December 22, 2009 @ 3:50 AM

Consider this post a public service.

I know some candidates out there are strapped for cash and wandering aimlessly in the World Wide Wilderness.

But seriously, there's no good excuse for some of their flat-out terrible Web sites.

In this list, the flip side to my list of top campaign Web sites, I'm not trying to put down any candidates themselves.

What I'm saying is that it's time, politicos, to do your voters a real service: Step into the 21st century.

Susanne Atanus, Republican for the 9th U.S. House District of Illinois

From the header: "She's the one! For our future and for the greatest Economic Stimulus!"

For our future?

C'mon. This Web site looks like it was built in 1995.

It's not even a site, really. It's a one-page pitch to any unlucky prospective voter who happens upon her URL.

From her tiny portrait to simplistic descriptions of policy positions, this page spells disaster.

We're going to bet that her request — "please send campaign contributions to my address shown above" — has gone mostly, if not completely, unheeded.

Michael Bendas, Republican for the 3rd U.S. House District of Illinois

You know those fliers some marketers put under your windshield wiper — the 8.5-by-11-inch sheets of paper folded into three sides, with some basic information about a local business?

This Web site is like that, but on your computer screen.

The home page has three columns, rich with cliches and quotations from our nation's forefathers.

One of Bendas' mantras is "hand up, not hand out." Well, raise your hands, young conservative technophiles: Build this man a new Web site.

Danny Davis, Democrat for the 7th U.S. House District of Illinois

1996: That's when Davis was elected to the House of Representatives.

You'd think that by now, he's figured out how to order up a good campaign Web site.

Not so.

To be fair, Davis' Web site is better organized than Atanas' or Bendas'.

But its appearance is so elementary that it could have been an elementary school project.

The design mistakes are all over the place.

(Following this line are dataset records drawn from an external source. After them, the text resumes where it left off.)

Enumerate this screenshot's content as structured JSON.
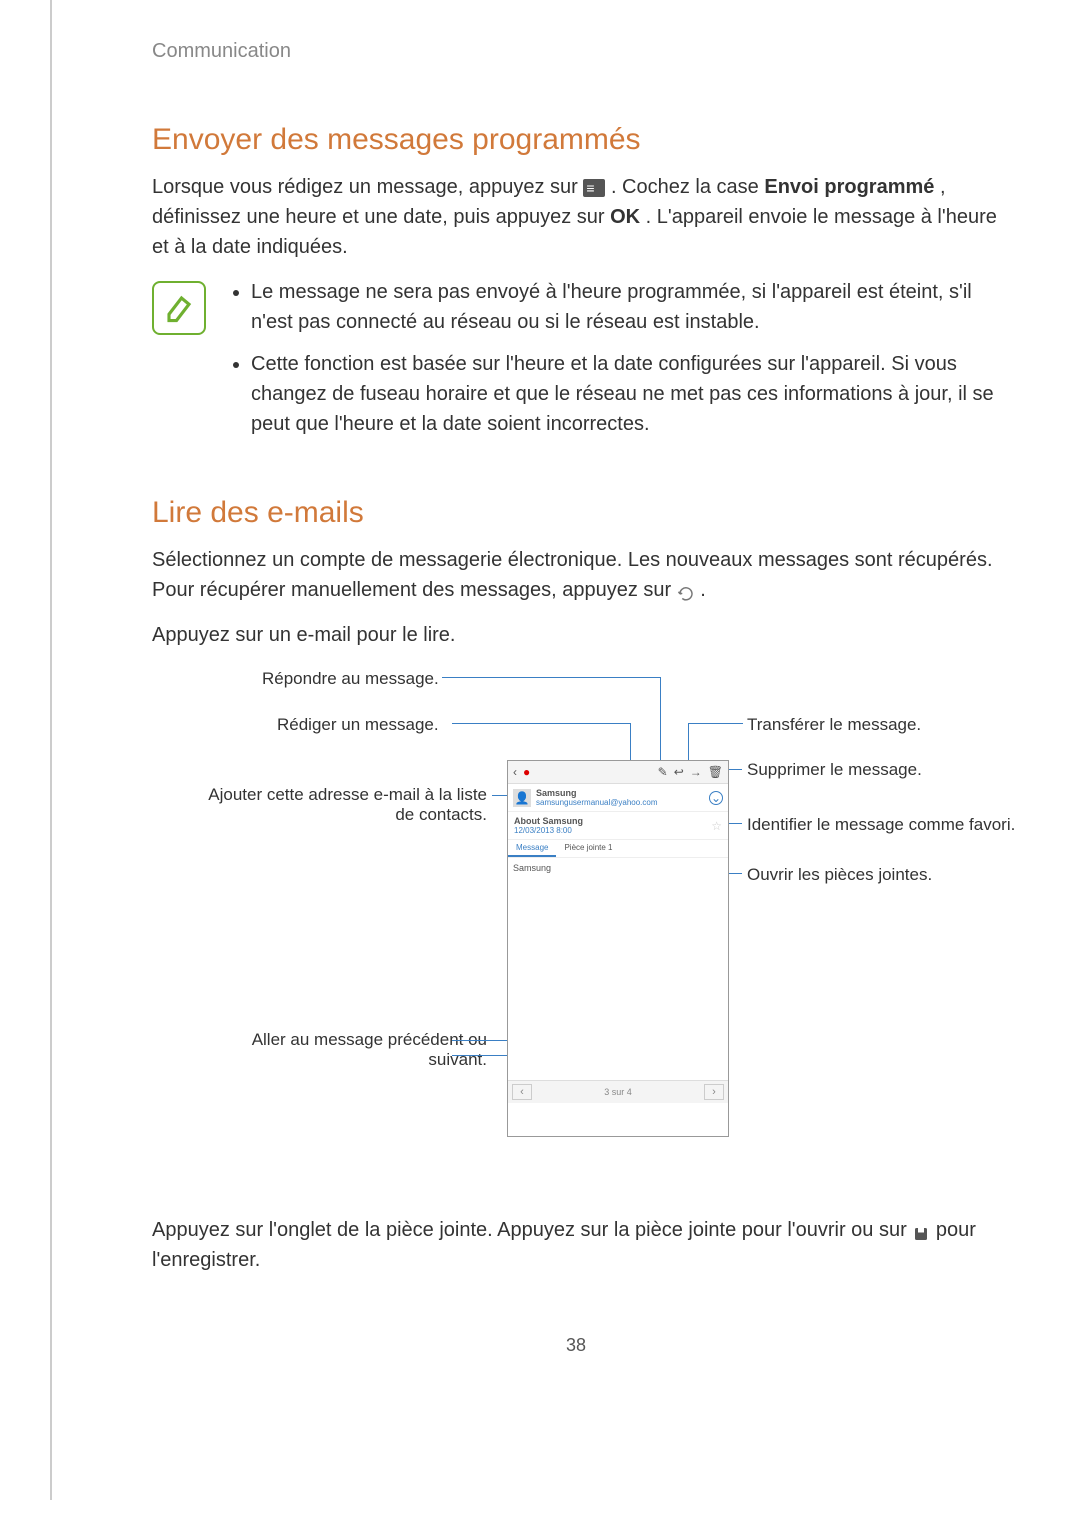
{
  "header": "Communication",
  "section1": {
    "title": "Envoyer des messages programmés",
    "para_pre": "Lorsque vous rédigez un message, appuyez sur ",
    "para_mid1": ". Cochez la case ",
    "bold1": "Envoi programmé",
    "para_mid2": ", définissez une heure et une date, puis appuyez sur ",
    "bold2": "OK",
    "para_post": ". L'appareil envoie le message à l'heure et à la date indiquées.",
    "note1": "Le message ne sera pas envoyé à l'heure programmée, si l'appareil est éteint, s'il n'est pas connecté au réseau ou si le réseau est instable.",
    "note2": "Cette fonction est basée sur l'heure et la date configurées sur l'appareil. Si vous changez de fuseau horaire et que le réseau ne met pas ces informations à jour, il se peut que l'heure et la date soient incorrectes."
  },
  "section2": {
    "title": "Lire des e-mails",
    "para3_pre": "Sélectionnez un compte de messagerie électronique. Les nouveaux messages sont récupérés. Pour récupérer manuellement des messages, appuyez sur ",
    "para3_post": ".",
    "para4": "Appuyez sur un e-mail pour le lire."
  },
  "diagram": {
    "callouts": {
      "reply": "Répondre au message.",
      "compose": "Rédiger un message.",
      "forward": "Transférer le message.",
      "delete": "Supprimer le message.",
      "addContact": "Ajouter cette adresse e-mail à la liste de contacts.",
      "favorite": "Identifier le message comme favori.",
      "attachments": "Ouvrir les pièces jointes.",
      "navigate": "Aller au message précédent ou suivant."
    },
    "phone": {
      "senderName": "Samsung",
      "senderEmail": "samsungusermanual@yahoo.com",
      "subject": "About Samsung",
      "date": "12/03/2013 8:00",
      "tabMessage": "Message",
      "tabAttachment": "Pièce jointe 1",
      "bodyText": "Samsung",
      "footerCount": "3 sur 4"
    }
  },
  "para5_pre": "Appuyez sur l'onglet de la pièce jointe. Appuyez sur la pièce jointe pour l'ouvrir ou sur ",
  "para5_post": " pour l'enregistrer.",
  "pageNum": "38"
}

There's the letter he wrote to visitors on Nov. 9, when he announced his bid for re-election. That belongs inside the site somewhere, not frozen on the home page.

There's the list of endorsements that is "in formation." Seriously, Davis can't list a single endorsement after more than a dozen years in federal elected office?

Of course he can. But he can't seem to grasp the importance of an updated Web site.